As for usability of Xeoma, I'd honestly recommend you find something else, especially if you're designing this project for a client or anyone other than yourself. I've noticed that with the number of cameras I'm running, the system is a little buggy. Sometimes the live preview of cameras just shows a green screen, but if you view the camera in fullscreen mode, it works fine. Connecting with VLC directly is fine too. Recording isn't affected either, but when your client walks in and sees a bunch of green previews, they think the whole system is down.
The interface is a bit clunky at times, and some things are missing that you would think should just be there (especially for the price of the software). For example, in the playback for recorded footage, theres no rewind button, or skip back 15 or 30 seconds or similar button, which makes viewing footage (and quickly showing law enforcement) a hassle. The other thing is: Let's say you know something happened at 2pm on a tuesday. So you go to that camera, and select 2pm on tuesday. Now, if you need to view the same event at the same time from another camera, it won't remember what time you were on. So you have to go through the process of selecting the time all over again. When you have to show the officers someone walking through the view of 12 different cameras, that gets old really fast.
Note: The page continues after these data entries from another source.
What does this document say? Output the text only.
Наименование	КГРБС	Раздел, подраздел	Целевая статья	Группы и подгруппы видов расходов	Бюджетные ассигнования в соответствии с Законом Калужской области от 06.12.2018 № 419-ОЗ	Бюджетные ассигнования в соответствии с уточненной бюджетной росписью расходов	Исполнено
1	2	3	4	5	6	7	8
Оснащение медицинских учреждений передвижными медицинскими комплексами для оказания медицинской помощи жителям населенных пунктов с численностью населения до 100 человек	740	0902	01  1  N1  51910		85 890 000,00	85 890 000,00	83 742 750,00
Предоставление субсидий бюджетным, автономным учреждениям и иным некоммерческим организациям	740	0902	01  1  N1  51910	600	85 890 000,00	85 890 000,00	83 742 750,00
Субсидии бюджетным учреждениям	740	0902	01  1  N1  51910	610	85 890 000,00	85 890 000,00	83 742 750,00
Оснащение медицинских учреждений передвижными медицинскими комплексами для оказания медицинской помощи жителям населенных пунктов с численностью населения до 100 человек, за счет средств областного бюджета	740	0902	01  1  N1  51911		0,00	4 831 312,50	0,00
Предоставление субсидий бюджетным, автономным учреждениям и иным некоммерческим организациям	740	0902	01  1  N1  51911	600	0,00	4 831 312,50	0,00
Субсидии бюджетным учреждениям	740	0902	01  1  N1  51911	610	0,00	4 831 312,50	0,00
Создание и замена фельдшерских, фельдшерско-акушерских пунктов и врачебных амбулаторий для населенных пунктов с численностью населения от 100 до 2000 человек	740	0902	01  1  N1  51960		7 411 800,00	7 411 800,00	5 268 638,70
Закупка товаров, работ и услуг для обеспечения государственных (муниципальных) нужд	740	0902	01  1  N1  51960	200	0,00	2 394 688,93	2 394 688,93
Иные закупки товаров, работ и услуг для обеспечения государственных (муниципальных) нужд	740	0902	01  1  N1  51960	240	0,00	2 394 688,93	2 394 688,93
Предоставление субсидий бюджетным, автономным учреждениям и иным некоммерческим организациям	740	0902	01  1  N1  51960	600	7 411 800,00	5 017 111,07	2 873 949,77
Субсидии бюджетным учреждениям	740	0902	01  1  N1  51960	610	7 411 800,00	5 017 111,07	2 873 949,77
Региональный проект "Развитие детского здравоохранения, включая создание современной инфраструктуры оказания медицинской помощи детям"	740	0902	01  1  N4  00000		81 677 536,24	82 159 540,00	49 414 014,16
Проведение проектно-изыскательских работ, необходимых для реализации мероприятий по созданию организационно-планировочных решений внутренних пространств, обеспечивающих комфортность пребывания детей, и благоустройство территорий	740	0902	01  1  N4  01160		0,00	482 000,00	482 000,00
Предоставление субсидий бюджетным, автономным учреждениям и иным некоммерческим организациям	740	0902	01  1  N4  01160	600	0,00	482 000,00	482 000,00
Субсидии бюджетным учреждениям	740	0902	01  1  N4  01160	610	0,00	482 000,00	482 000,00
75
There's a few other issues that don't come to mind immediately, but based on my experience with it, I don't think I could recommend Xeoma to people. Now, this is just my experience, maybe Xeoma really can't handle large amounts of cameras, or maybe there's some other random thing going on.
Right now Xeoma is at least recording things (mostly, had a weird issue the other day), but I'm going to setup some VMs on my tower to test out Kerberos, Bluecherry, and Motion.